I don’t know how to respond. Part of what Mark’s saying is true, but it ignores so much of what Sarah and I shared. Maybe it was selfish of me to involve her, except that every time I pushed her away she would come back. She made her own decisions. She was strong and made me stronger. And she was the first person on Earth who made it feel like I actually had a chance at a normal life, like there was something more than just endless running and fighting. Sarah gave me hope. But I don’t have the words to explain that to Mark, and I don’t even want to. I don’t need to defend myself.
“You’re right,” I say coldly, hoping that’s enough to end this.
“I’m—I’m right?” Mark asks incredulously, eyes widening. “You think that’s what I want to hear?”
I sigh. “Mark, the truth is, I don’t care what you want. I never have.”

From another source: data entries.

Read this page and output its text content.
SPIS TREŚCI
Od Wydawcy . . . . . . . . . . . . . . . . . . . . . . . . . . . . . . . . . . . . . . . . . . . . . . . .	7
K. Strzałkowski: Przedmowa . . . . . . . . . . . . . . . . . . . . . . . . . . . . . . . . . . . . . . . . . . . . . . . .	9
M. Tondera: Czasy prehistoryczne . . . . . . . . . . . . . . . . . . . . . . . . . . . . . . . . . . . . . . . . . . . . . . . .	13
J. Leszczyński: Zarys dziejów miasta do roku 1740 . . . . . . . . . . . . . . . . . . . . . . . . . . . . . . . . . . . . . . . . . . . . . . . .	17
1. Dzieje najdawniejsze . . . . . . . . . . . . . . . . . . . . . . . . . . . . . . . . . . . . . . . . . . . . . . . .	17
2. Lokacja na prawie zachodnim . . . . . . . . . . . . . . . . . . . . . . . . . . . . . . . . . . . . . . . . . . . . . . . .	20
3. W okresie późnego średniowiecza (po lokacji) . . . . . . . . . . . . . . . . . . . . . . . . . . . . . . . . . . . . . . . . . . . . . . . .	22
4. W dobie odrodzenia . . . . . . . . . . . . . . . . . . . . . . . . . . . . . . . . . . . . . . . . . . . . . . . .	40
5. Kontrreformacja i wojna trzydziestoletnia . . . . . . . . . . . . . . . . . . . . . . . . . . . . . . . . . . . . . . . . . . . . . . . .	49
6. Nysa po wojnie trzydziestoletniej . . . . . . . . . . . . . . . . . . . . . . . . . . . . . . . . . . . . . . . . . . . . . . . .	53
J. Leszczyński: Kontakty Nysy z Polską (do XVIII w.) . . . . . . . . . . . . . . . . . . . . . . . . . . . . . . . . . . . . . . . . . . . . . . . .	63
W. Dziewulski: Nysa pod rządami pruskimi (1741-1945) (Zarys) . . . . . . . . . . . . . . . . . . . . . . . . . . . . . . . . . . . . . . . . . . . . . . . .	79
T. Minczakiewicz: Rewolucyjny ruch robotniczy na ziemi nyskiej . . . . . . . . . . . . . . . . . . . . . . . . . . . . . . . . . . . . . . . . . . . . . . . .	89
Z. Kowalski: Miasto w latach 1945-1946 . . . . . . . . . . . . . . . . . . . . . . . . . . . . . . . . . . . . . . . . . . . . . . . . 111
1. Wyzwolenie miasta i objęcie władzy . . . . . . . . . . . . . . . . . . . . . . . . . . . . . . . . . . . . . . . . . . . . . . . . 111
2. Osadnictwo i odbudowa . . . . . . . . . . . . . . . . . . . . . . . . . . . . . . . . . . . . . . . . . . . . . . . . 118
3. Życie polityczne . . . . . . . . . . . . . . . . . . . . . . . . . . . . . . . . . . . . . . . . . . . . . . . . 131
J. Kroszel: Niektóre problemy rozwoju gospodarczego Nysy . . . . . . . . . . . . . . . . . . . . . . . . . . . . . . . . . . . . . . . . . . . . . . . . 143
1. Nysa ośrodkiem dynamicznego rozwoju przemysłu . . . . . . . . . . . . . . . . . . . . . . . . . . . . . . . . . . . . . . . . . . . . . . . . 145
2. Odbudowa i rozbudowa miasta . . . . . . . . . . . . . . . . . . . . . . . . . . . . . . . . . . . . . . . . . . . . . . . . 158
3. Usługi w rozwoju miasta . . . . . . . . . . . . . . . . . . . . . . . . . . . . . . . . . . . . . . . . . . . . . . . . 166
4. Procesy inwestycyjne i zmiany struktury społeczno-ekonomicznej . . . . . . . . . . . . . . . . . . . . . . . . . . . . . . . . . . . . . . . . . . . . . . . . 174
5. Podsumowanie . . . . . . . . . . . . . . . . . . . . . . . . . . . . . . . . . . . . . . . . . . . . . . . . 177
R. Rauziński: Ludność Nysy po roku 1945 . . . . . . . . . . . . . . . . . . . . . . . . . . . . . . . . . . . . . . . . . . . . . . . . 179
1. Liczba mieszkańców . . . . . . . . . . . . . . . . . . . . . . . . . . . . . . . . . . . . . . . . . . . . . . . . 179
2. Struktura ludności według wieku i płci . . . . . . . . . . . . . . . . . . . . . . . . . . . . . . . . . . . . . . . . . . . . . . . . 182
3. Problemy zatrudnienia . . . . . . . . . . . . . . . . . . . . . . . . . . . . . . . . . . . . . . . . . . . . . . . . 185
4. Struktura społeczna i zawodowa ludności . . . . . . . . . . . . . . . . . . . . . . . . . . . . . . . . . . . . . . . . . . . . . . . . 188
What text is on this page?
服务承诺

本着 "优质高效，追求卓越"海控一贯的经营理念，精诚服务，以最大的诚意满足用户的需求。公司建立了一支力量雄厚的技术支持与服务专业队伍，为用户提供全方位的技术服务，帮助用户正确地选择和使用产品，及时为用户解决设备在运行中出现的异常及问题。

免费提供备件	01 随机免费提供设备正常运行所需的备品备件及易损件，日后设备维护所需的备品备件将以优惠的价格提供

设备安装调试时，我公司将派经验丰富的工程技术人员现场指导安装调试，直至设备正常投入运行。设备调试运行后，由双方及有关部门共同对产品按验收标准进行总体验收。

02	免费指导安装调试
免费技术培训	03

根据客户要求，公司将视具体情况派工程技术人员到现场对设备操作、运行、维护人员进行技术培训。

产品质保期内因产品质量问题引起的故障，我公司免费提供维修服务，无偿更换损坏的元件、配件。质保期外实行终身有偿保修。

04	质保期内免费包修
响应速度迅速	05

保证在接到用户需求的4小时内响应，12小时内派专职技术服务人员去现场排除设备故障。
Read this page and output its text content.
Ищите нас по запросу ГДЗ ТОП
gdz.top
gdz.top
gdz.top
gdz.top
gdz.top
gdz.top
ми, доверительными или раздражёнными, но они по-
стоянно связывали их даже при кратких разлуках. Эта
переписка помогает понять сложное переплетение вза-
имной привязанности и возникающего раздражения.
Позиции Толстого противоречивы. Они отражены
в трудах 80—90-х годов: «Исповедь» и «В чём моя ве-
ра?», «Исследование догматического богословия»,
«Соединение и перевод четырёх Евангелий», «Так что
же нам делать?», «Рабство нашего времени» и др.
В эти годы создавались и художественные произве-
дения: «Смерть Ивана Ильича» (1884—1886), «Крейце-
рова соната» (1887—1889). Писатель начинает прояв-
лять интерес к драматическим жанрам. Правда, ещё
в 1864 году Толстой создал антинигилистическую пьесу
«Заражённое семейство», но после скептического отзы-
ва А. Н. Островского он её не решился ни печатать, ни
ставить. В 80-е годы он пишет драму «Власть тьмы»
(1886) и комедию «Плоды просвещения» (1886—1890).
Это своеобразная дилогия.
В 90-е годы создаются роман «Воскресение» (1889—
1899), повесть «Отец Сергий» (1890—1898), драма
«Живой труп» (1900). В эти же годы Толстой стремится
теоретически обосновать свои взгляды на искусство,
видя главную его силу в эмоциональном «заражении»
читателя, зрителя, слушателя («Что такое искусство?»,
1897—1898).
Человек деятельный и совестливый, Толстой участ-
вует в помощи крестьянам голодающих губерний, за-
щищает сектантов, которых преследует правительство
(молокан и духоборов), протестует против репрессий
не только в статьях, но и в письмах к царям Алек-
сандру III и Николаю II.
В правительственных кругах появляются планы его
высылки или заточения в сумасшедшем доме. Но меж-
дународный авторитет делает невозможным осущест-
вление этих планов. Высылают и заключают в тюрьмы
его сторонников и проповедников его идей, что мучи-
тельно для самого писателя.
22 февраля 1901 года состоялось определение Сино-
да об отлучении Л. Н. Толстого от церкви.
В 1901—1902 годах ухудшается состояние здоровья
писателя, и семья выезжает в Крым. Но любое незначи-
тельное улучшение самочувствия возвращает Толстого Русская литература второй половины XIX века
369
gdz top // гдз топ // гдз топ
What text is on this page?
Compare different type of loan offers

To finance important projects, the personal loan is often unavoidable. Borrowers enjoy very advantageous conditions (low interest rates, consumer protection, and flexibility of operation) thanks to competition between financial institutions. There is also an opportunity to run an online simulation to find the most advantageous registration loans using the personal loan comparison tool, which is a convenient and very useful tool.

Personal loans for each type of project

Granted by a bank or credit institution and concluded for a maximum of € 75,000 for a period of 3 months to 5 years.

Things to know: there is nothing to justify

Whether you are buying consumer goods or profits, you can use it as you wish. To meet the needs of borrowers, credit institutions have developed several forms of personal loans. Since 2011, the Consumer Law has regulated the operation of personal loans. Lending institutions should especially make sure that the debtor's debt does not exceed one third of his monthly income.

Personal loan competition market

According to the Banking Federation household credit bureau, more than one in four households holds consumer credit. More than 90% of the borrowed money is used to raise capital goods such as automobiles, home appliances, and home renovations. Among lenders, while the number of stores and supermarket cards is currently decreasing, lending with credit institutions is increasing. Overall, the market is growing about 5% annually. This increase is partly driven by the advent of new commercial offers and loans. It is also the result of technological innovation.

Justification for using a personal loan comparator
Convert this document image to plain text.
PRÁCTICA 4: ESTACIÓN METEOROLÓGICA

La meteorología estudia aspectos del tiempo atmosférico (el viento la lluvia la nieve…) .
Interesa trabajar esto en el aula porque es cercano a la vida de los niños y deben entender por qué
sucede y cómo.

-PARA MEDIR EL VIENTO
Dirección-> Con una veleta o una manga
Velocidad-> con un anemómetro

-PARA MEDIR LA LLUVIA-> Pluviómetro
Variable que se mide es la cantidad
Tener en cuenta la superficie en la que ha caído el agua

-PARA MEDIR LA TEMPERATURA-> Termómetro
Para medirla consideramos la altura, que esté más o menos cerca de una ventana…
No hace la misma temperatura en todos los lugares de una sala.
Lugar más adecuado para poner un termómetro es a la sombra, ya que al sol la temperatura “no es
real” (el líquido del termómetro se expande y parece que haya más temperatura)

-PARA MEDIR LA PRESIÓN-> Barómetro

He hits me then. I see the punch coming a mile away, but I don’t bother defending myself. It’s a short uppercut that catches me right in the stomach and causes me to suck in a sharp breath. It’s not the first time that Mark has punched me, and he hits hard—maybe a little harder than I remember. But I’ve taken a lot of shots over the last few months, ones harder than Mark could begin to imagine, and this one I barely feel.
When I don’t react to the first punch, Mark tries another. His heart isn’t in it, though. He throws a haymaker at my head but seems to change his mind at the last moment, and his fist simply glances off the corner of my jaw. The force of his own punch carries Mark to the side, where he stumbles over one of the empty cots, landing in an awkward sitting position.
He stays there, staring at the floor, and takes deep, heaving breaths. I can tell he’s trying not to cry.
“Do you feel better?” I ask, rubbing the middle of my chest.
“No,” he replies. “No, I don’t.”
“What about when we end this war and destroy every Mog that stands in our way? Will you feel better then?”